Book Review: The Expert System’s Champion by Adrian Tchaikovsky (four stars)

Book Review: The Expert System’s Champion (Expert System #2) by Adrian Tchaikovsky (four stars)

We, who can do things no other human can, and all we paid for the privilege was everything we had and ever were.

Engaging and imaginative science fiction about “second contact.” Tchaikovsky veers in a new direction for his second story on this world. Parallel narratives precede and follow The Expert System’s Brother. Excellent development.

We were the lords of the unnatural. We had made ourselves the ambassadors between the people of the villages and that other unseen world the ancestors had come from.

Really unique aliens. So often, like online games and SF movies, the aliens are just humans with strange masks. Prepare to have your Eweh sense disturbed.

Hope was most of the little we had. The remainder, which was to say, my plan, was despair.

Book Review: Picnic on Paradise by Joanna Russ (Three Stars)

Book Review: Picnic on Paradise by Joanna Russ (Three Stars)

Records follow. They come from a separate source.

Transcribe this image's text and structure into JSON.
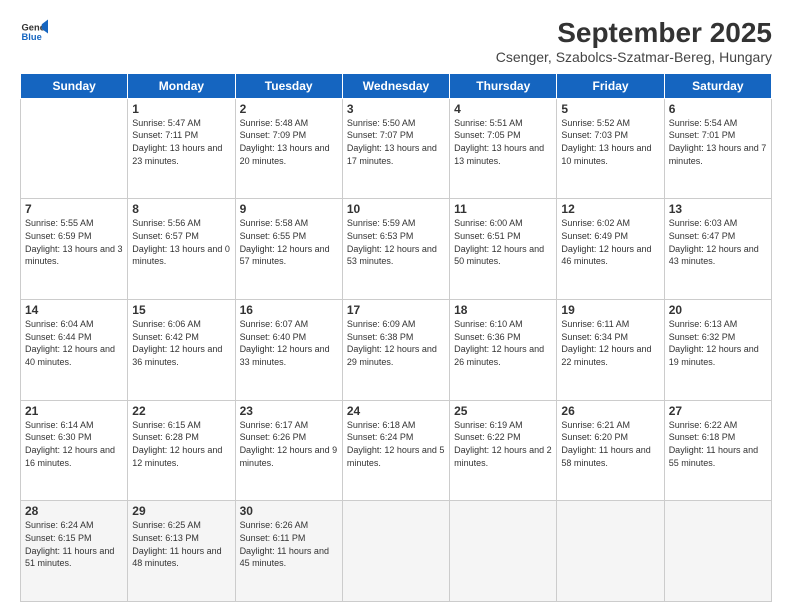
{
  "logo": {
    "line1": "General",
    "line2": "Blue"
  },
  "title": "September 2025",
  "subtitle": "Csenger, Szabolcs-Szatmar-Bereg, Hungary",
  "days_of_week": [
    "Sunday",
    "Monday",
    "Tuesday",
    "Wednesday",
    "Thursday",
    "Friday",
    "Saturday"
  ],
  "weeks": [
    [
      {
        "day": "",
        "info": ""
      },
      {
        "day": "1",
        "info": "Sunrise: 5:47 AM\nSunset: 7:11 PM\nDaylight: 13 hours\nand 23 minutes."
      },
      {
        "day": "2",
        "info": "Sunrise: 5:48 AM\nSunset: 7:09 PM\nDaylight: 13 hours\nand 20 minutes."
      },
      {
        "day": "3",
        "info": "Sunrise: 5:50 AM\nSunset: 7:07 PM\nDaylight: 13 hours\nand 17 minutes."
      },
      {
        "day": "4",
        "info": "Sunrise: 5:51 AM\nSunset: 7:05 PM\nDaylight: 13 hours\nand 13 minutes."
      },
      {
        "day": "5",
        "info": "Sunrise: 5:52 AM\nSunset: 7:03 PM\nDaylight: 13 hours\nand 10 minutes."
      },
      {
        "day": "6",
        "info": "Sunrise: 5:54 AM\nSunset: 7:01 PM\nDaylight: 13 hours\nand 7 minutes."
      }
    ],
    [
      {
        "day": "7",
        "info": "Sunrise: 5:55 AM\nSunset: 6:59 PM\nDaylight: 13 hours\nand 3 minutes."
      },
      {
        "day": "8",
        "info": "Sunrise: 5:56 AM\nSunset: 6:57 PM\nDaylight: 13 hours\nand 0 minutes."
      },
      {
        "day": "9",
        "info": "Sunrise: 5:58 AM\nSunset: 6:55 PM\nDaylight: 12 hours\nand 57 minutes."
      },
      {
        "day": "10",
        "info": "Sunrise: 5:59 AM\nSunset: 6:53 PM\nDaylight: 12 hours\nand 53 minutes."
      },
      {
        "day": "11",
        "info": "Sunrise: 6:00 AM\nSunset: 6:51 PM\nDaylight: 12 hours\nand 50 minutes."
      },
      {
        "day": "12",
        "info": "Sunrise: 6:02 AM\nSunset: 6:49 PM\nDaylight: 12 hours\nand 46 minutes."
      },
      {
        "day": "13",
        "info": "Sunrise: 6:03 AM\nSunset: 6:47 PM\nDaylight: 12 hours\nand 43 minutes."
      }
    ],
    [
      {
        "day": "14",
        "info": "Sunrise: 6:04 AM\nSunset: 6:44 PM\nDaylight: 12 hours\nand 40 minutes."
      },
      {
        "day": "15",
        "info": "Sunrise: 6:06 AM\nSunset: 6:42 PM\nDaylight: 12 hours\nand 36 minutes."
      },
      {
        "day": "16",
        "info": "Sunrise: 6:07 AM\nSunset: 6:40 PM\nDaylight: 12 hours\nand 33 minutes."
      },
      {
        "day": "17",
        "info": "Sunrise: 6:09 AM\nSunset: 6:38 PM\nDaylight: 12 hours\nand 29 minutes."
      },
      {
        "day": "18",
        "info": "Sunrise: 6:10 AM\nSunset: 6:36 PM\nDaylight: 12 hours\nand 26 minutes."
      },
      {
        "day": "19",
        "info": "Sunrise: 6:11 AM\nSunset: 6:34 PM\nDaylight: 12 hours\nand 22 minutes."
      },
      {
        "day": "20",
        "info": "Sunrise: 6:13 AM\nSunset: 6:32 PM\nDaylight: 12 hours\nand 19 minutes."
      }
    ],
    [
      {
        "day": "21",
        "info": "Sunrise: 6:14 AM\nSunset: 6:30 PM\nDaylight: 12 hours\nand 16 minutes."
      },
      {
        "day": "22",
        "info": "Sunrise: 6:15 AM\nSunset: 6:28 PM\nDaylight: 12 hours\nand 12 minutes."
      },
      {
        "day": "23",
        "info": "Sunrise: 6:17 AM\nSunset: 6:26 PM\nDaylight: 12 hours\nand 9 minutes."
      },
      {
        "day": "24",
        "info": "Sunrise: 6:18 AM\nSunset: 6:24 PM\nDaylight: 12 hours\nand 5 minutes."
      },
      {
        "day": "25",
        "info": "Sunrise: 6:19 AM\nSunset: 6:22 PM\nDaylight: 12 hours\nand 2 minutes."
      },
      {
        "day": "26",
        "info": "Sunrise: 6:21 AM\nSunset: 6:20 PM\nDaylight: 11 hours\nand 58 minutes."
      },
      {
        "day": "27",
        "info": "Sunrise: 6:22 AM\nSunset: 6:18 PM\nDaylight: 11 hours\nand 55 minutes."
      }
    ],
    [
      {
        "day": "28",
        "info": "Sunrise: 6:24 AM\nSunset: 6:15 PM\nDaylight: 11 hours\nand 51 minutes."
      },
      {
        "day": "29",
        "info": "Sunrise: 6:25 AM\nSunset: 6:13 PM\nDaylight: 11 hours\nand 48 minutes."
      },
      {
        "day": "30",
        "info": "Sunrise: 6:26 AM\nSunset: 6:11 PM\nDaylight: 11 hours\nand 45 minutes."
      },
      {
        "day": "",
        "info": ""
      },
      {
        "day": "",
        "info": ""
      },
      {
        "day": "",
        "info": ""
      },
      {
        "day": "",
        "info": ""
      }
    ]
  ]
}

A foolproof world and full of fools.

Interesting, but not engaging science fiction tale involving the consequences of previous time travel. Given the nonsensical premise (hey, it’s science fiction) the story has nothing to do with time travel and little to do with science. It’s mostly an anything-that-can-go-wrong-does story.

The nineteenth. The twentieth. The twenty-first [day]. They were very quiet. They were idealizing, trusting, companionable, almost happy. It made Alyx nervous, and the more they looked at her, asked her about her and listened to her, the more unnerved she became. She did not think they understood what was happening.

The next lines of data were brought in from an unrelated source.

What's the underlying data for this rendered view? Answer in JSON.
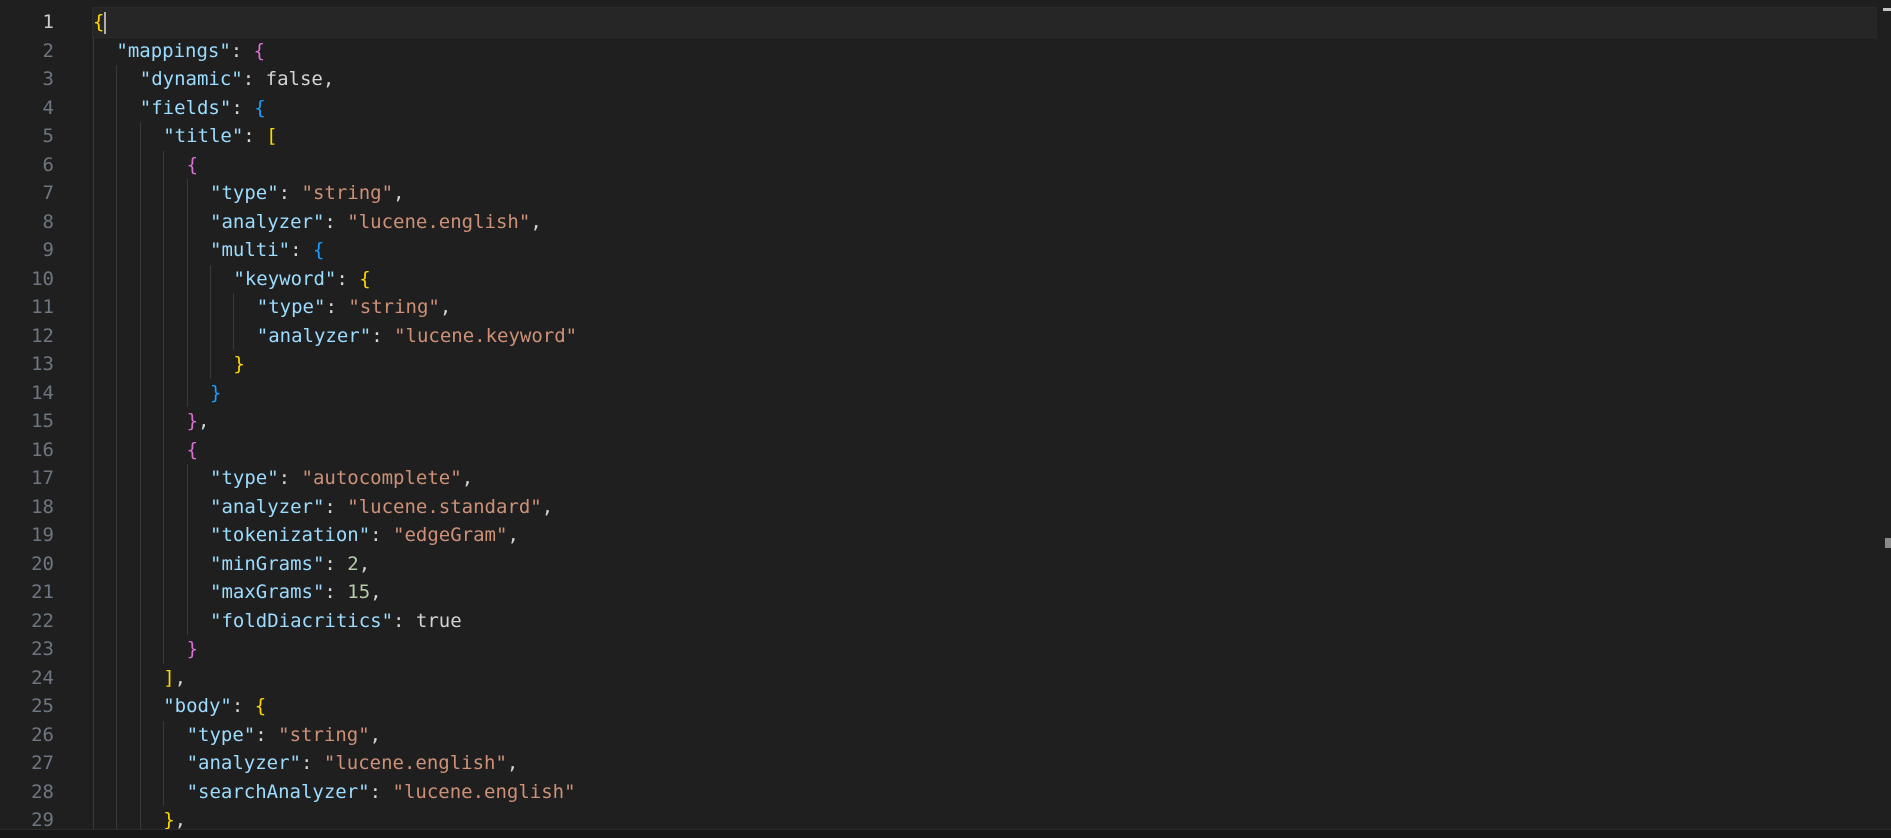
{
  "editor": {
    "active_line": 1,
    "lines": [
      {
        "n": "1",
        "indent": 0,
        "tokens": [
          {
            "t": "{",
            "c": "#ffd700"
          }
        ]
      },
      {
        "n": "2",
        "indent": 1,
        "tokens": [
          {
            "t": "\"mappings\"",
            "c": "#9cdcfe"
          },
          {
            "t": ": ",
            "c": "#d4d4d4"
          },
          {
            "t": "{",
            "c": "#da70d6"
          }
        ]
      },
      {
        "n": "3",
        "indent": 2,
        "tokens": [
          {
            "t": "\"dynamic\"",
            "c": "#9cdcfe"
          },
          {
            "t": ": ",
            "c": "#d4d4d4"
          },
          {
            "t": "false",
            "c": "#d4d4d4"
          },
          {
            "t": ",",
            "c": "#d4d4d4"
          }
        ]
      },
      {
        "n": "4",
        "indent": 2,
        "tokens": [
          {
            "t": "\"fields\"",
            "c": "#9cdcfe"
          },
          {
            "t": ": ",
            "c": "#d4d4d4"
          },
          {
            "t": "{",
            "c": "#179fff"
          }
        ]
      },
      {
        "n": "5",
        "indent": 3,
        "tokens": [
          {
            "t": "\"title\"",
            "c": "#9cdcfe"
          },
          {
            "t": ": ",
            "c": "#d4d4d4"
          },
          {
            "t": "[",
            "c": "#ffd700"
          }
        ]
      },
      {
        "n": "6",
        "indent": 4,
        "tokens": [
          {
            "t": "{",
            "c": "#da70d6"
          }
        ]
      },
      {
        "n": "7",
        "indent": 5,
        "tokens": [
          {
            "t": "\"type\"",
            "c": "#9cdcfe"
          },
          {
            "t": ": ",
            "c": "#d4d4d4"
          },
          {
            "t": "\"string\"",
            "c": "#ce9178"
          },
          {
            "t": ",",
            "c": "#d4d4d4"
          }
        ]
      },
      {
        "n": "8",
        "indent": 5,
        "tokens": [
          {
            "t": "\"analyzer\"",
            "c": "#9cdcfe"
          },
          {
            "t": ": ",
            "c": "#d4d4d4"
          },
          {
            "t": "\"lucene.english\"",
            "c": "#ce9178"
          },
          {
            "t": ",",
            "c": "#d4d4d4"
          }
        ]
      },
      {
        "n": "9",
        "indent": 5,
        "tokens": [
          {
            "t": "\"multi\"",
            "c": "#9cdcfe"
          },
          {
            "t": ": ",
            "c": "#d4d4d4"
          },
          {
            "t": "{",
            "c": "#179fff"
          }
        ]
      },
      {
        "n": "10",
        "indent": 6,
        "tokens": [
          {
            "t": "\"keyword\"",
            "c": "#9cdcfe"
          },
          {
            "t": ": ",
            "c": "#d4d4d4"
          },
          {
            "t": "{",
            "c": "#ffd700"
          }
        ]
      },
      {
        "n": "11",
        "indent": 7,
        "tokens": [
          {
            "t": "\"type\"",
            "c": "#9cdcfe"
          },
          {
            "t": ": ",
            "c": "#d4d4d4"
          },
          {
            "t": "\"string\"",
            "c": "#ce9178"
          },
          {
            "t": ",",
            "c": "#d4d4d4"
          }
        ]
      },
      {
        "n": "12",
        "indent": 7,
        "tokens": [
          {
            "t": "\"analyzer\"",
            "c": "#9cdcfe"
          },
          {
            "t": ": ",
            "c": "#d4d4d4"
          },
          {
            "t": "\"lucene.keyword\"",
            "c": "#ce9178"
          }
        ]
      },
      {
        "n": "13",
        "indent": 6,
        "tokens": [
          {
            "t": "}",
            "c": "#ffd700"
          }
        ]
      },
      {
        "n": "14",
        "indent": 5,
        "tokens": [
          {
            "t": "}",
            "c": "#179fff"
          }
        ]
      },
      {
        "n": "15",
        "indent": 4,
        "tokens": [
          {
            "t": "}",
            "c": "#da70d6"
          },
          {
            "t": ",",
            "c": "#d4d4d4"
          }
        ]
      },
      {
        "n": "16",
        "indent": 4,
        "tokens": [
          {
            "t": "{",
            "c": "#da70d6"
          }
        ]
      },
      {
        "n": "17",
        "indent": 5,
        "tokens": [
          {
            "t": "\"type\"",
            "c": "#9cdcfe"
          },
          {
            "t": ": ",
            "c": "#d4d4d4"
          },
          {
            "t": "\"autocomplete\"",
            "c": "#ce9178"
          },
          {
            "t": ",",
            "c": "#d4d4d4"
          }
        ]
      },
      {
        "n": "18",
        "indent": 5,
        "tokens": [
          {
            "t": "\"analyzer\"",
            "c": "#9cdcfe"
          },
          {
            "t": ": ",
            "c": "#d4d4d4"
          },
          {
            "t": "\"lucene.standard\"",
            "c": "#ce9178"
          },
          {
            "t": ",",
            "c": "#d4d4d4"
          }
        ]
      },
      {
        "n": "19",
        "indent": 5,
        "tokens": [
          {
            "t": "\"tokenization\"",
            "c": "#9cdcfe"
          },
          {
            "t": ": ",
            "c": "#d4d4d4"
          },
          {
            "t": "\"edgeGram\"",
            "c": "#ce9178"
          },
          {
            "t": ",",
            "c": "#d4d4d4"
          }
        ]
      },
      {
        "n": "20",
        "indent": 5,
        "tokens": [
          {
            "t": "\"minGrams\"",
            "c": "#9cdcfe"
          },
          {
            "t": ": ",
            "c": "#d4d4d4"
          },
          {
            "t": "2",
            "c": "#b5cea8"
          },
          {
            "t": ",",
            "c": "#d4d4d4"
          }
        ]
      },
      {
        "n": "21",
        "indent": 5,
        "tokens": [
          {
            "t": "\"maxGrams\"",
            "c": "#9cdcfe"
          },
          {
            "t": ": ",
            "c": "#d4d4d4"
          },
          {
            "t": "15",
            "c": "#b5cea8"
          },
          {
            "t": ",",
            "c": "#d4d4d4"
          }
        ]
      },
      {
        "n": "22",
        "indent": 5,
        "tokens": [
          {
            "t": "\"foldDiacritics\"",
            "c": "#9cdcfe"
          },
          {
            "t": ": ",
            "c": "#d4d4d4"
          },
          {
            "t": "true",
            "c": "#d4d4d4"
          }
        ]
      },
      {
        "n": "23",
        "indent": 4,
        "tokens": [
          {
            "t": "}",
            "c": "#da70d6"
          }
        ]
      },
      {
        "n": "24",
        "indent": 3,
        "tokens": [
          {
            "t": "]",
            "c": "#ffd700"
          },
          {
            "t": ",",
            "c": "#d4d4d4"
          }
        ]
      },
      {
        "n": "25",
        "indent": 3,
        "tokens": [
          {
            "t": "\"body\"",
            "c": "#9cdcfe"
          },
          {
            "t": ": ",
            "c": "#d4d4d4"
          },
          {
            "t": "{",
            "c": "#ffd700"
          }
        ]
      },
      {
        "n": "26",
        "indent": 4,
        "tokens": [
          {
            "t": "\"type\"",
            "c": "#9cdcfe"
          },
          {
            "t": ": ",
            "c": "#d4d4d4"
          },
          {
            "t": "\"string\"",
            "c": "#ce9178"
          },
          {
            "t": ",",
            "c": "#d4d4d4"
          }
        ]
      },
      {
        "n": "27",
        "indent": 4,
        "tokens": [
          {
            "t": "\"analyzer\"",
            "c": "#9cdcfe"
          },
          {
            "t": ": ",
            "c": "#d4d4d4"
          },
          {
            "t": "\"lucene.english\"",
            "c": "#ce9178"
          },
          {
            "t": ",",
            "c": "#d4d4d4"
          }
        ]
      },
      {
        "n": "28",
        "indent": 4,
        "tokens": [
          {
            "t": "\"searchAnalyzer\"",
            "c": "#9cdcfe"
          },
          {
            "t": ": ",
            "c": "#d4d4d4"
          },
          {
            "t": "\"lucene.english\"",
            "c": "#ce9178"
          }
        ]
      },
      {
        "n": "29",
        "indent": 3,
        "tokens": [
          {
            "t": "}",
            "c": "#ffd700"
          },
          {
            "t": ",",
            "c": "#d4d4d4"
          }
        ]
      }
    ]
  },
  "colors": {
    "background": "#1f1f1f",
    "line_number": "#6e7681",
    "line_number_active": "#cccccc",
    "property_key": "#9cdcfe",
    "string_value": "#ce9178",
    "number_value": "#b5cea8",
    "bracket_gold": "#ffd700",
    "bracket_orchid": "#da70d6",
    "bracket_blue": "#179fff",
    "indent_guide": "#3a3a3a"
  }
}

The protagonist is a fish out of water, yet she adapts and leads where her party of contemporary trekkers are babes in the wilderness. It doesn’t go well for any of them. Pretty violent.

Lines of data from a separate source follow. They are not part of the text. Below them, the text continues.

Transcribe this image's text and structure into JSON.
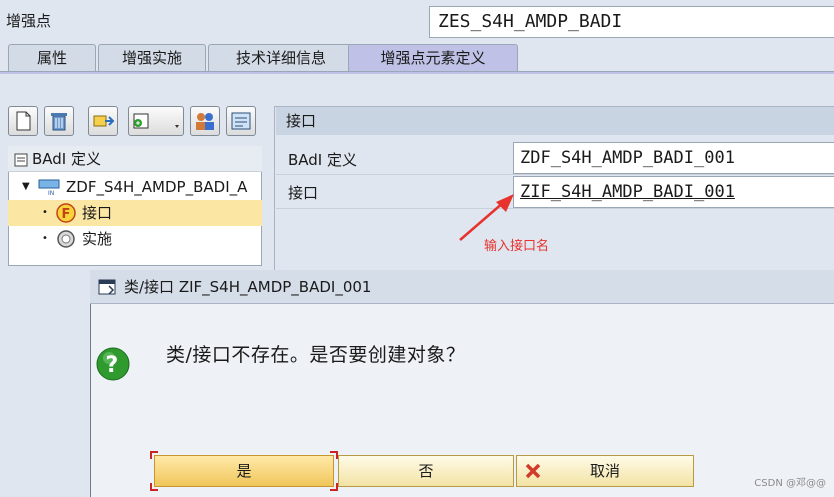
{
  "header": {
    "label": "增强点",
    "value": "ZES_S4H_AMDP_BADI"
  },
  "tabs": [
    {
      "label": "属性"
    },
    {
      "label": "增强实施"
    },
    {
      "label": "技术详细信息"
    },
    {
      "label": "增强点元素定义"
    }
  ],
  "toolbar": {
    "icons": [
      "create-icon",
      "delete-icon",
      "move-icon",
      "add-dropdown-icon",
      "users-icon",
      "display-icon"
    ]
  },
  "tree": {
    "header": "BAdI 定义",
    "root": "ZDF_S4H_AMDP_BADI_A",
    "children": [
      {
        "label": "接口"
      },
      {
        "label": "实施"
      }
    ]
  },
  "detail": {
    "title": "接口",
    "rows": [
      {
        "label": "BAdI 定义",
        "value": "ZDF_S4H_AMDP_BADI_001"
      },
      {
        "label": "接口",
        "value": "ZIF_S4H_AMDP_BADI_001"
      }
    ]
  },
  "annotation": "输入接口名",
  "dialog": {
    "title": "类/接口 ZIF_S4H_AMDP_BADI_001",
    "message": "类/接口不存在。是否要创建对象？",
    "buttons": {
      "yes": "是",
      "no": "否",
      "cancel": "取消"
    }
  },
  "watermark": "CSDN @邓@@",
  "colors": {
    "accent_tab": "#bfc2e6",
    "selection": "#fbe6a4",
    "annotation": "#e8322e",
    "button": "#f2e3a4"
  }
}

“I have,” said Alyx, “just killed a bear. It was eleven feet high and could have eaten the lot of you. If anyone talks loud again, any time, for any reason, I shall ram his unspeakable teeth down his unspeakable throat.”

Book Review: Expendable by James Alan Gardner (Four Stars)

Book Review: Expendable (League of Peoples, 1) by James Alan Gardner

Four Stars

“Always do the next necessary thing.”

Excellent! Not quite a space opera, but still popcorn for the brain. A tightly-focused adventure by a flawed explorer corps operative unto a planet of no return. She’s slightly flawed physically, but her brain and emotions are fully functional. And she doesn’t like how this is going down.

“I was a child who never believed in fairies, but still told herself fairy tales.”

First published in 1997, this tale holds up better than much twenty-year-old science fiction. Gardner sets the scene and develops the characters as the story progresses. Good storytelling.

“Secrets are flimsy things–spread through too many people, and they get torn.”

Quibble: Since the corps had drones to explore the new planet, why didn’t they watch happened to forty years of missing explorers? A trained survivalist would have pilfered the suits of the dead for additional solvent & fixative. Bodily transparency is a cute angle, but doesn’t make sense.

“You can’t free yourself from duty by running away.”